EP53B-1027
Erosion of Fluted Cliffs on the Na Pali Coast, Kauai, Hawaiian Islands

Friday, 18 December 2015
Poster Hall (Moscone South)
Gerald Osborn, University of Calgary, Calgary, AB, Canada, Sydney Mohr, University of Alberta, Edmonton, AB, Canada and Chuck Blay, Teok Investigations, Poipu, HI, United States
Abstract:
Precipitous sea cliffs on the northwest side of Kauai, sculpted into deep bedrock gullies and sharp divides, are known as “Na Pali”, Hawaiian for “the cliffs”, and are commonly referred to as fluted cliffs. Rising 500 m above the coast, they constitute some of the most dramatic scenery on planet Earth and are a world famous tourist attraction. After the discovery of flank collapses on some Hawaiian volcanoes the great Na Pali escarpment was hypothesized to have been generated by a megalandslide, but bathymetric data show the shallow submarine shelf off the Na Pali coast bears no landslide deposits.
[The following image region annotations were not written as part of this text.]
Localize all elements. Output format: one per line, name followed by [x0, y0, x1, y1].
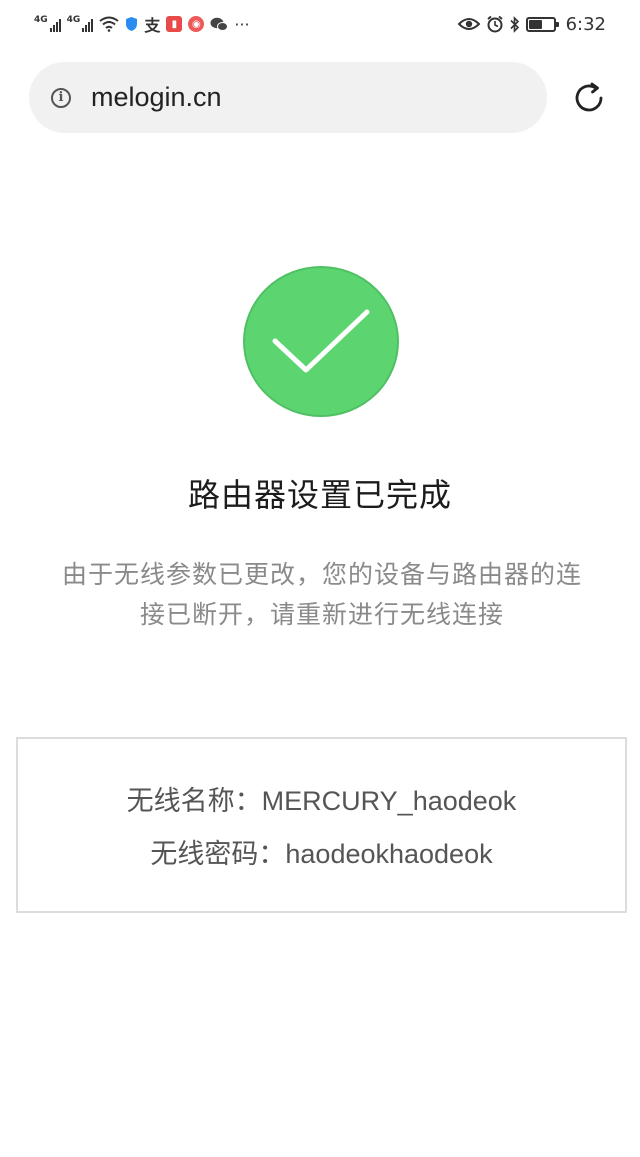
reload-icon[interactable]: [570, 79, 608, 117]
address-bar[interactable]: i melogin.cn: [29, 62, 547, 133]
bluetooth-icon: [510, 15, 519, 33]
eye-icon: [457, 18, 480, 30]
podcast-icon: ◉: [188, 16, 205, 32]
description-line: 接已断开，请重新进行无线连接: [139, 600, 504, 629]
clock: 6:32: [565, 13, 606, 35]
description-line: 由于无线参数已更改，您的设备与路由器的连: [61, 560, 582, 589]
status-right: 6:32: [457, 13, 606, 35]
wifi-password-value: haodeokhaodeok: [285, 839, 493, 869]
battery-fill: [528, 19, 542, 29]
network-type-label: 4G: [66, 15, 81, 25]
wifi-name-row: 无线名称：MERCURY_haodeok: [127, 779, 517, 818]
success-check-icon: [243, 266, 399, 417]
alarm-icon: [486, 15, 503, 33]
battery-icon: [525, 16, 559, 32]
network-type-label: 4G: [34, 15, 48, 25]
info-icon[interactable]: i: [51, 87, 71, 108]
alipay-icon: 支: [144, 16, 161, 35]
wifi-password-label: 无线密码：: [150, 839, 286, 870]
status-bar: 4G 4G 支 ▮ ◉ ··· 6:32: [0, 0, 640, 48]
book-icon: ▮: [166, 16, 183, 32]
wechat-icon: [210, 17, 229, 31]
signal-icon: 4G: [67, 16, 94, 32]
shield-icon: [126, 17, 138, 31]
wifi-name-label: 无线名称：: [126, 786, 262, 817]
wifi-icon: [99, 16, 119, 32]
wifi-info-box: 无线名称：MERCURY_haodeok 无线密码：haodeokhaodeok: [16, 737, 627, 913]
status-description: 由于无线参数已更改，您的设备与路由器的连 接已断开，请重新进行无线连接: [24, 555, 620, 635]
status-left: 4G 4G 支 ▮ ◉ ···: [34, 12, 250, 36]
wifi-name-value: MERCURY_haodeok: [261, 786, 517, 816]
wifi-password-row: 无线密码：haodeokhaodeok: [150, 832, 492, 871]
more-icon: ···: [234, 14, 250, 34]
page-title: 路由器设置已完成: [187, 476, 452, 514]
signal-icon: 4G: [34, 16, 61, 32]
url-text[interactable]: melogin.cn: [91, 82, 222, 113]
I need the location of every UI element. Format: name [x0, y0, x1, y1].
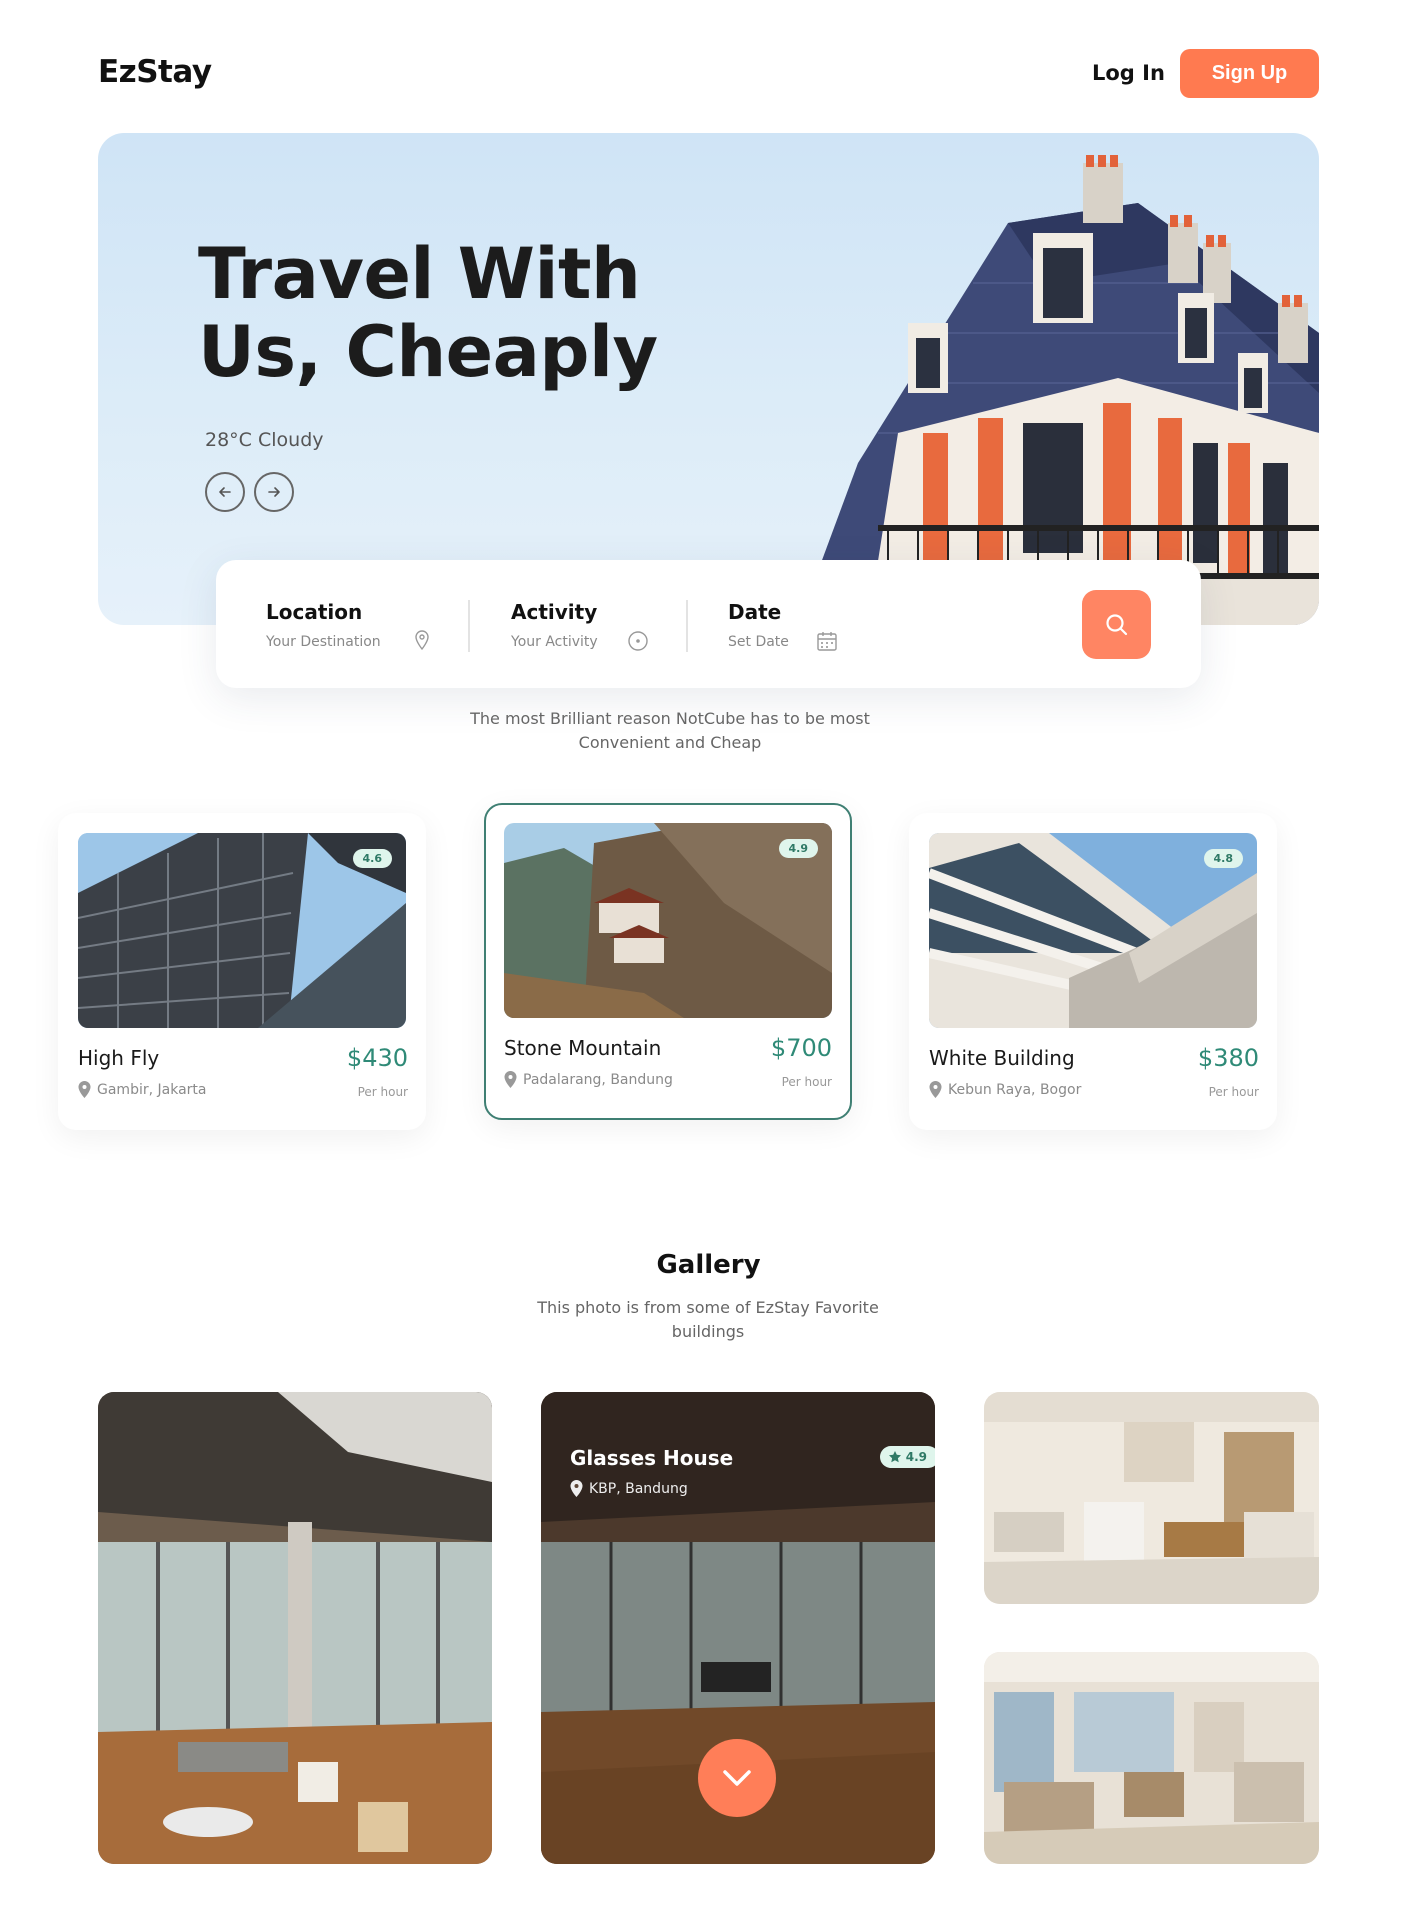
place-image: 4.6	[78, 833, 406, 1028]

It is likely that wave erosion at the base of the local thin-bedded lavas, particularly in winter, is responsible for the escarpment.

 Superimposed on the escarpment are the deep gullies, or grooves, and divides, which constitute drainage networks that happen to be developed on very steep slopes. Networks are poorly developed on relatively young parts of the escarpment and well developed on older parts, which feature coalescing tributaries and very deep gullies. In most cases gullies shallow going upslope, and many fade out completely just below drainage divides, just like in drainage networks developed on more gently sloping landscapes. The drainage networks show that the basalts along this coast are relatively easily eroded by runoff.

 Rocks easily eroded by runoff generally do not stand in 500-m-high cliffs because they are not mechanically strong enough to resist failure and mass movement. The key to development of high fluted cliffs is a mix of mechanical strength and erodibiity, a combination whose rarity explains why analogs to the Na Pali cliffs are not found outside the Hawaiian Islands. The combination here is provided by basalt which is strong where unweathered but rotten and in some case completely decomposed close to the surface, courtesy of the Hawaiian climate. Weathering must proceed downward at about the same rate as removal of mass by runoff erosion, otherwise surface erosion would cease or mass movement would dismantle the cliffs. Steepness of the escarpment is in part maintained by wave erosion, but in valleys that have eroded headward back from the coast valley walls are just as steep as cliffs right on the coast. This suggests a type of pedimentation is at play, possibly aided by groundwater sapping.